Les travaux ont été réceptionnés avec réserves le 28 mai 2021.
Le procès-verbal de réception prévoit que l’entrepreneur devra remédier aux imperfections, omissions ou malfaçons visées ci-dessous dans un délai de 60 jours.
Les réserves portaient sur le réglage d’une porte, d’une chasse d’eau, sur les traces de ciment sur le carrelage. Les réserves ont été levées le 2 juin 2021.
Par courrier recommandé du 2 juin 2021, Mme [Q] a formé de nouvelles réserves portant sur les arrivées des câbles et gaines électriques dans le garage, sur le défaut d’occultation des gaines des arrivées d’eau, sur l’alimentation électrique du moteur de la porte basculante, sur les traces de béton ou d’enduit au sol de la douche, sur un volet, sur un manque de pression d’eau, un défaut de réalisation de l’entrée AF en plafond pour le poêle, sur un défaut de nettoyage du chantier.

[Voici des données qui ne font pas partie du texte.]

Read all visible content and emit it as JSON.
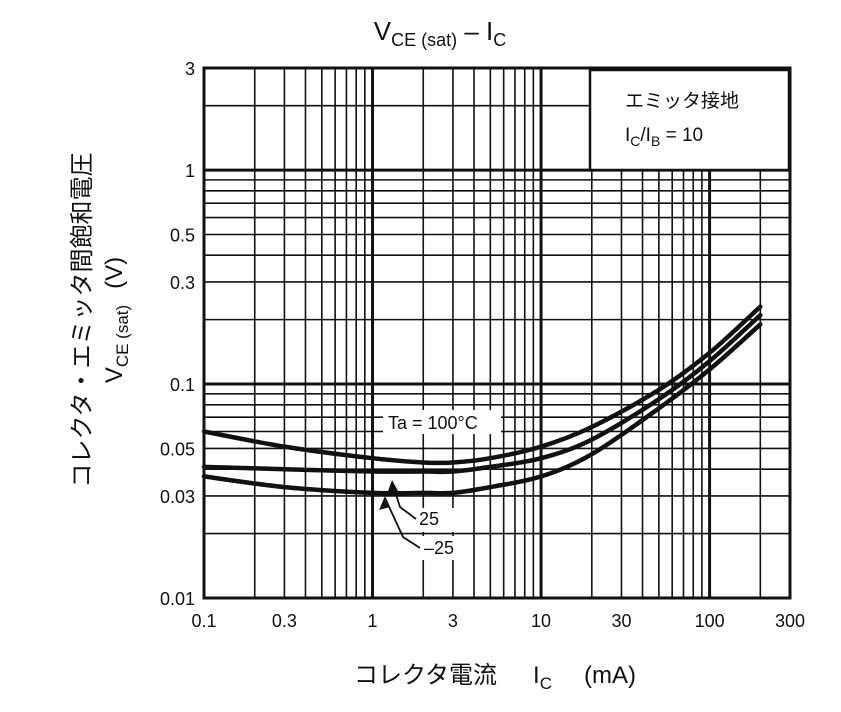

Par courrier du 9 juin 2021, la société Milcendeau indiquait notamment que Mme [Q] s’était réservée le lot plafond, que l’entreprise avait réservé l’alimentation du moteur dans l’attente de l’installation du plafond.
Elle assurait que les arrivées des câbles correspondaient à la demande de la cliente.
Elle estimait que le nettoyage était fait à l’exception de l’occultation des gaines, des retouches de peinture sur la porte.
Mme [Q] mandatait un commissaire de justice aux fins de constat le 9 juillet 2021.
Une expertise unilatérale était diligentée le 4 octobre 2021.
Le cabinet Arthex indiquait :
Les arrivées des fourreaux n’ont pas été implantées correctement en pied de tableau électrique.
Le constructeur a proposé un coffre en bois.
L’implantation des fourreaux ne permet pas de mettre en place la gaine technique de logement destinée à assurer la sécurité des personnes.
L’alimentation électrique du moteur de la porte basculante n’a pas été faite.
Le coût du poêle n’a pas été chiffré dans les travaux à la charge du maître de l’ouvrage.
Par courrier du 15 octobre 2021, l’entreprise proposait de faire les retouches de peinture, le rebouchage des gaines, l’installation d’un coffre sous le compteur électrique.
Un second constat était diligenté le 22 novembre 2021.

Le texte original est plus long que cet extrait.